Wedding Paper Divas

Posts Tagged ‘money’

Diva Dish: How Much to Spend on a Wedding Gift?

Tuesday, June 2nd, 2009

Dear Divas,

A friend of mine from college recently got engaged.  I was invited to her wedding, but because I live out of state, I’m unable to attend.  I still want to send her a gift, however, we haven’t been close for a while.  What is the appropriate amount to spend if I’m not attending the wedding and haven’t maintained a close relationships with this girl?  On the same note, what is the appropriate amount to spend if I AM attending a wedding (with a date) of a close friend?  Help!

Gift Gal

gifts

Dear Gift Gal,

What a great question!  I think this is something that almost every person has to deal with at one time or another.  Especially in these tough times, digging deep in the pockets for a wedding gift can be rough.  Therefore, it helps to know what proper etiquette states is the correct amount to spend.

Happily, the truth is that you should spend what you can afford.  There is no sense in breaking the bank if you truly can’t afford it . A gift is just that–a gift–and the bride and groom will appreciate anything you can afford to give them.  If you do want some sort of gauge, though, the rule of thumb is to try to spend as much as you think your meal would cost.  If it’s a buffet, a safe guess is around $40-$50 a person.  If it’s a served meal, I’d guess closer to $75-$100 a person.  Again, it’s okay to adjust these numbers to fit YOUR budget!

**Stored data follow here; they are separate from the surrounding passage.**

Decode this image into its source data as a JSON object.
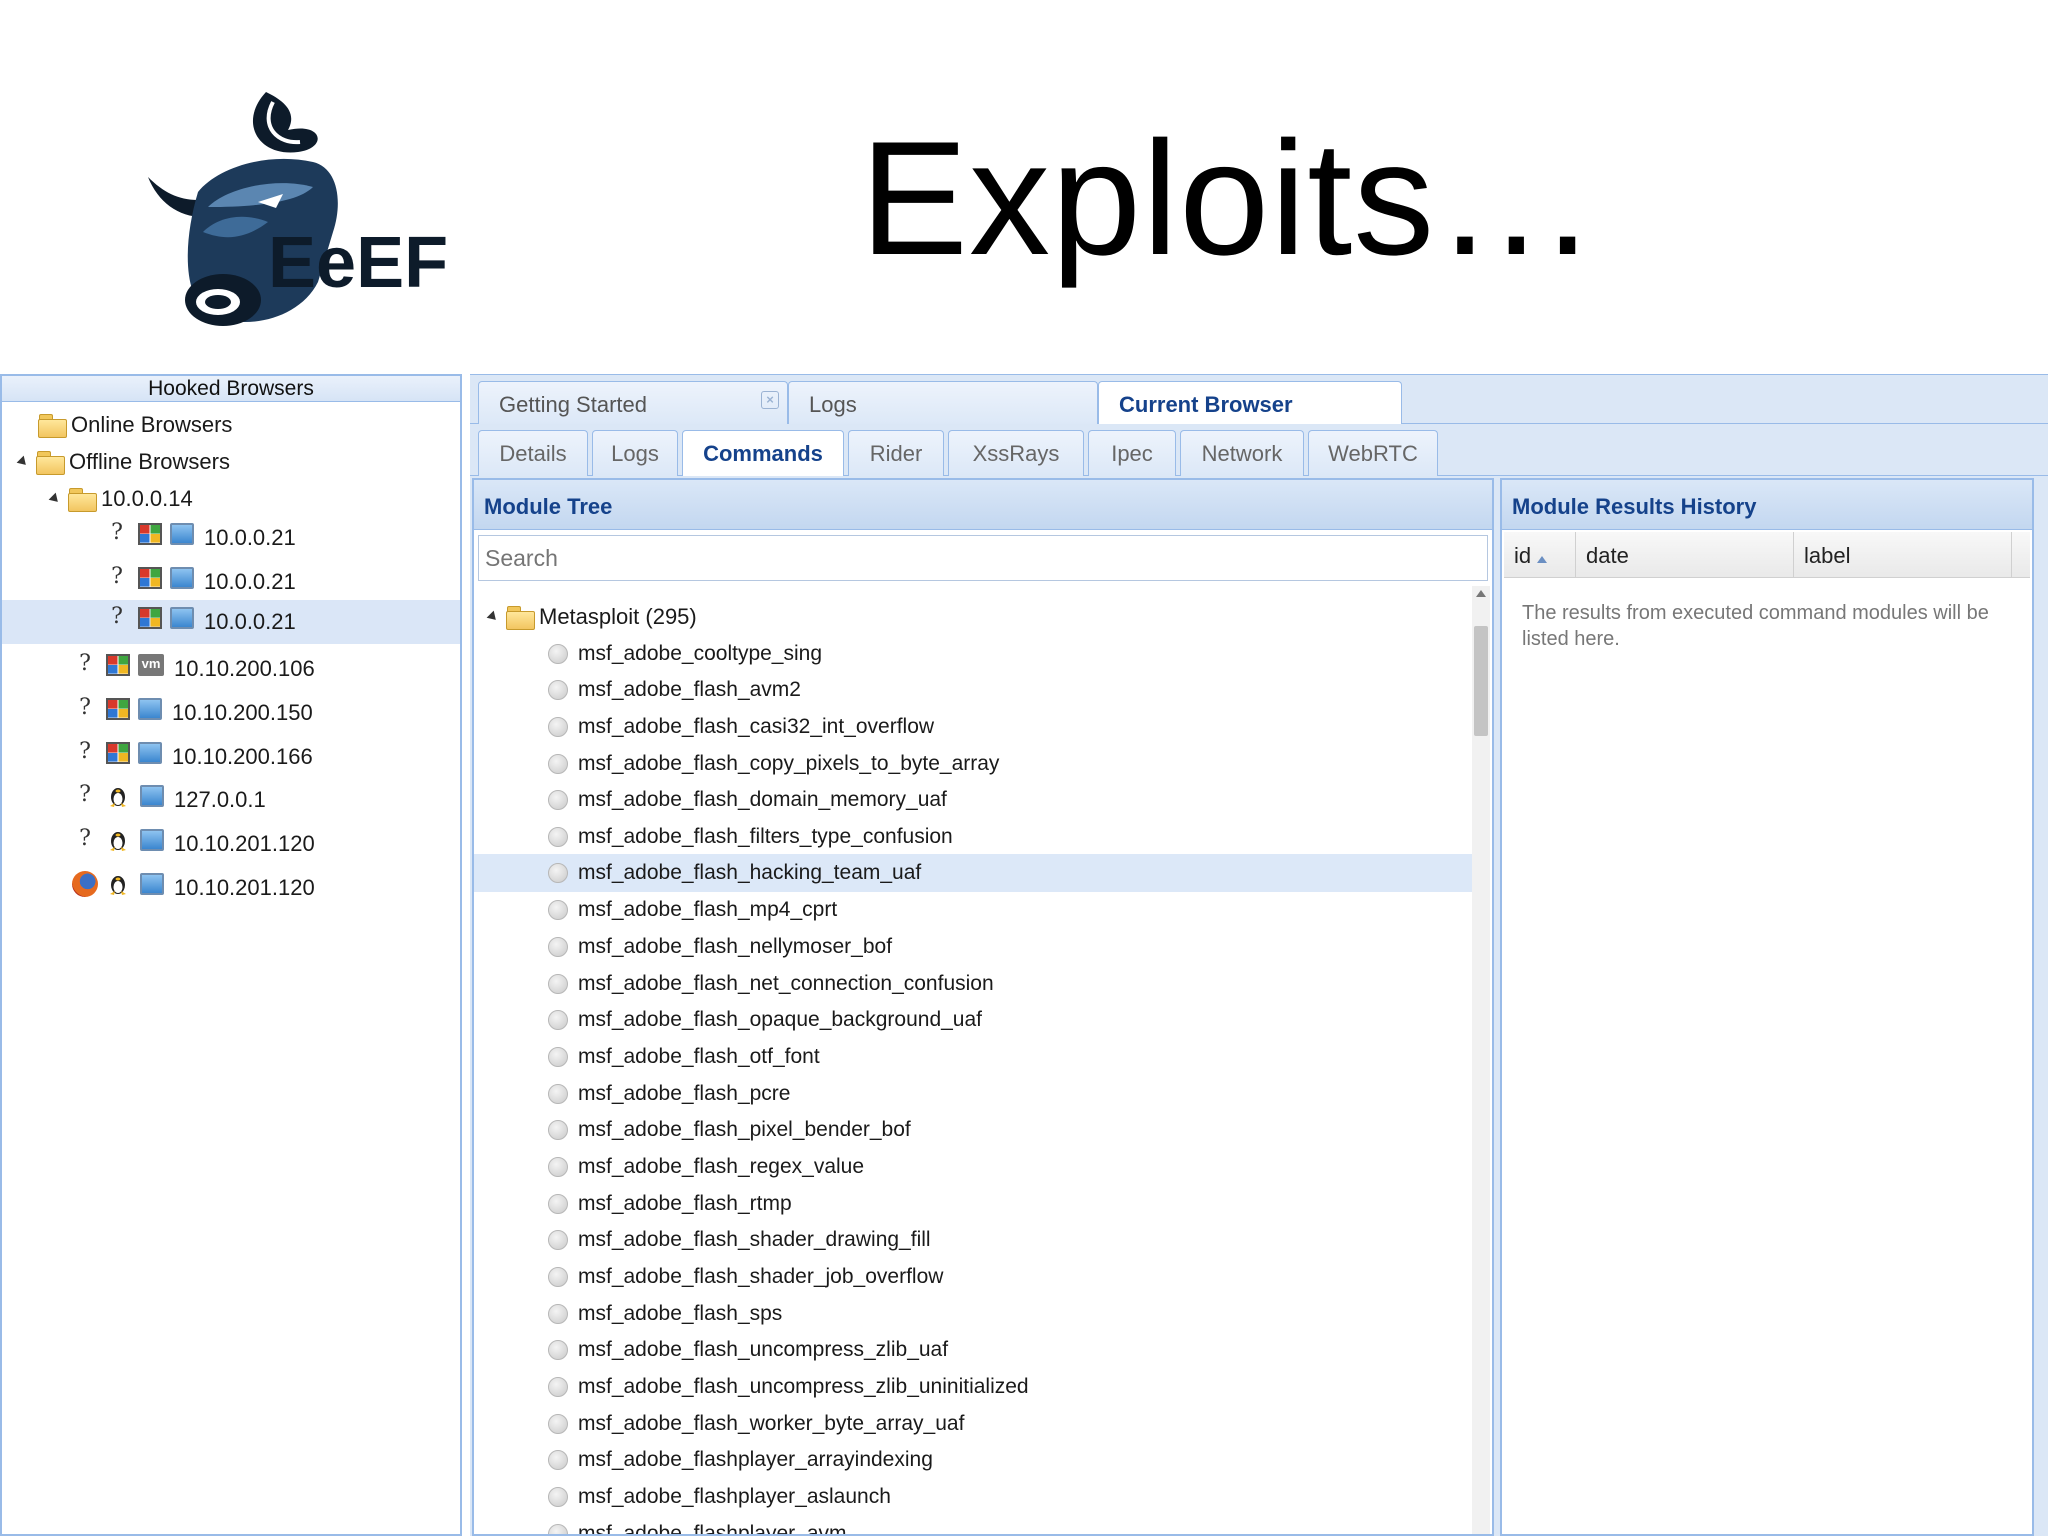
{
  "slide": {
    "title": "Exploits…",
    "logo_text": "EeEF"
  },
  "left_panel": {
    "header": "Hooked Browsers",
    "online_label": "Online Browsers",
    "offline_label": "Offline Browsers",
    "group_label": "10.0.0.14",
    "group_items": [
      {
        "ip": "10.0.0.21",
        "os": "windows",
        "type": "desktop"
      },
      {
        "ip": "10.0.0.21",
        "os": "windows",
        "type": "desktop"
      },
      {
        "ip": "10.0.0.21",
        "os": "windows",
        "type": "desktop",
        "selected": true
      }
    ],
    "items": [
      {
        "ip": "10.10.200.106",
        "browser": "unknown",
        "os": "windows",
        "type": "vm"
      },
      {
        "ip": "10.10.200.150",
        "browser": "unknown",
        "os": "windows",
        "type": "desktop"
      },
      {
        "ip": "10.10.200.166",
        "browser": "unknown",
        "os": "windows",
        "type": "desktop"
      },
      {
        "ip": "127.0.0.1",
        "browser": "unknown",
        "os": "linux",
        "type": "desktop"
      },
      {
        "ip": "10.10.201.120",
        "browser": "unknown",
        "os": "linux",
        "type": "desktop"
      },
      {
        "ip": "10.10.201.120",
        "browser": "firefox",
        "os": "linux",
        "type": "desktop"
      }
    ],
    "unknown_browser_glyph": "?"
  },
  "main_tabs": [
    {
      "label": "Getting Started",
      "closable": true
    },
    {
      "label": "Logs"
    },
    {
      "label": "Current Browser",
      "active": true
    }
  ],
  "close_glyph": "×",
  "sub_tabs": [
    {
      "label": "Details"
    },
    {
      "label": "Logs"
    },
    {
      "label": "Commands",
      "active": true
    },
    {
      "label": "Rider"
    },
    {
      "label": "XssRays"
    },
    {
      "label": "Ipec"
    },
    {
      "label": "Network"
    },
    {
      "label": "WebRTC"
    }
  ],
  "module_tree": {
    "title": "Module Tree",
    "search_placeholder": "Search",
    "root_label": "Metasploit (295)",
    "modules": [
      "msf_adobe_cooltype_sing",
      "msf_adobe_flash_avm2",
      "msf_adobe_flash_casi32_int_overflow",
      "msf_adobe_flash_copy_pixels_to_byte_array",
      "msf_adobe_flash_domain_memory_uaf",
      "msf_adobe_flash_filters_type_confusion",
      "msf_adobe_flash_hacking_team_uaf",
      "msf_adobe_flash_mp4_cprt",
      "msf_adobe_flash_nellymoser_bof",
      "msf_adobe_flash_net_connection_confusion",
      "msf_adobe_flash_opaque_background_uaf",
      "msf_adobe_flash_otf_font",
      "msf_adobe_flash_pcre",
      "msf_adobe_flash_pixel_bender_bof",
      "msf_adobe_flash_regex_value",
      "msf_adobe_flash_rtmp",
      "msf_adobe_flash_shader_drawing_fill",
      "msf_adobe_flash_shader_job_overflow",
      "msf_adobe_flash_sps",
      "msf_adobe_flash_uncompress_zlib_uaf",
      "msf_adobe_flash_uncompress_zlib_uninitialized",
      "msf_adobe_flash_worker_byte_array_uaf",
      "msf_adobe_flashplayer_arrayindexing",
      "msf_adobe_flashplayer_aslaunch",
      "msf_adobe_flashplayer_avm"
    ],
    "selected_module": "msf_adobe_flash_hacking_team_uaf"
  },
  "results": {
    "title": "Module Results History",
    "columns": [
      "id",
      "date",
      "label"
    ],
    "empty_message": "The results from executed command modules will be listed here."
  },
  "colors": {
    "accent": "#15428b",
    "border": "#99bbe8",
    "selection": "#dae6f7"
  }
}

If you’re not attending the wedding but want to send a gift anyway, any amount really works.  A small token of your congratulations is welcome at any amount.  I tend to spend around $50, however, if they’re close friends I’ll spend more, if they’re more distant, I might even spend less.  You’ll be appreciated for being a thoughtful person in spite of your inability to attend the wedding.

Happy gifting!

Solve Your Cash & Clutter Problems

Tuesday, April 28th, 2009

Hosting the wedding of your dreams often requires either a big budget or a wealth of creativity. Add the hassle and expensive of moving, furnishing a new home and decorating, and new couples often face a bit of a cash crisis.

One of the easiest ways to alleviate this type of dilemma is to make use of consignment shops in your area. Buffalo Exchange has locations all over the U.S., or you can find plenty of cute little consignment shops right in your neighborhood with a quick online search. You can consign all of the clothes, furniture and home goods you find when you clean out your closets during the move, and you can also shop for new housewares while you are at it. Many shops give more store credit than cash for consigned items, so choose a store that you want to shop at.

If you have designer goods to consign, or if you are interested in selling your wedding dress, seek out specialty shops. Many stores exclusively sell consigned designer clothing, and thus offer much higher returns.

For more information, or to find shops in your area, check out HowToConsign.com.

buffalo_exchange

Diva Dish: Cash as a Wedding Gift

Tuesday, February 24th, 2009

Dear Divas,

My fiance and I have been together for 5 years.  About 2 years in to our relationship, we moved in together.  Since then, we’ve invested in a lot of personal items together, from furniture to kitchen tools, dishes to bedding.  Our wedding is coming up and it’s getting close to the time when we would normally register.  Because we’ve already been living together for so long, there is very little that we need for our home.  We believe in having nice things so we’ve already bought the best knives, dishes, bedding, etc.  What we really need is cash, as we are saving for a new house and for our honeymoon.  Is it ok to list cash gifts on a shower invitation or wedding website?  Is there any way for us to ask for cash without sounding crass?

Show Me the Money

cash-gift

Dear Show Me the Money,

Your desire to receive cash as a wedding gift as opposed to anything physical is completely understandable.  Most newlyweds not only need “stuff” to start their new life together, but they also need a place to live and funds to travel!  While it is definitely inappropriate to list “Cash gifts” on any sort of invitation or website, there are ways that you can get the word out that you’d prefer cash gifts.

Most etiquette experts consider it tasteless to flat-out ask for cash.  Instead, they suggest getting the word out to the people closest to you (like your parents, in-laws, bridesmaids and aunts, uncles and grandparents) whom guests are likely to ask for gift recommendations from.  These people can subtly spread the word about your wish for cash.

Another option is to look in to a variety of online gift registries.  There are an abundance of different wedding registries, from mortgage registries to cash registries.  Check out GoGift for an easy-to-use cash registry, Feather Our Nest for a Mortgage registry,  and a variety of different honeymoon registries, most of which will mail you a check at the close of your registry to use as you please.  The Ultimate Gift Registry is a great all-in-one registry that allows you to register for anything from honeymoons to home goods.  They also have a soon-to-be-added cash registry option.

Remember, even if you register at a store, you can often return items for cash–Bed, Bath and Beyond and Crate & Barrel are just a few that do this.  Check each store’s return policy before you register.  Who knows, you might discover there are still some items you’d like for your home.  Good luck!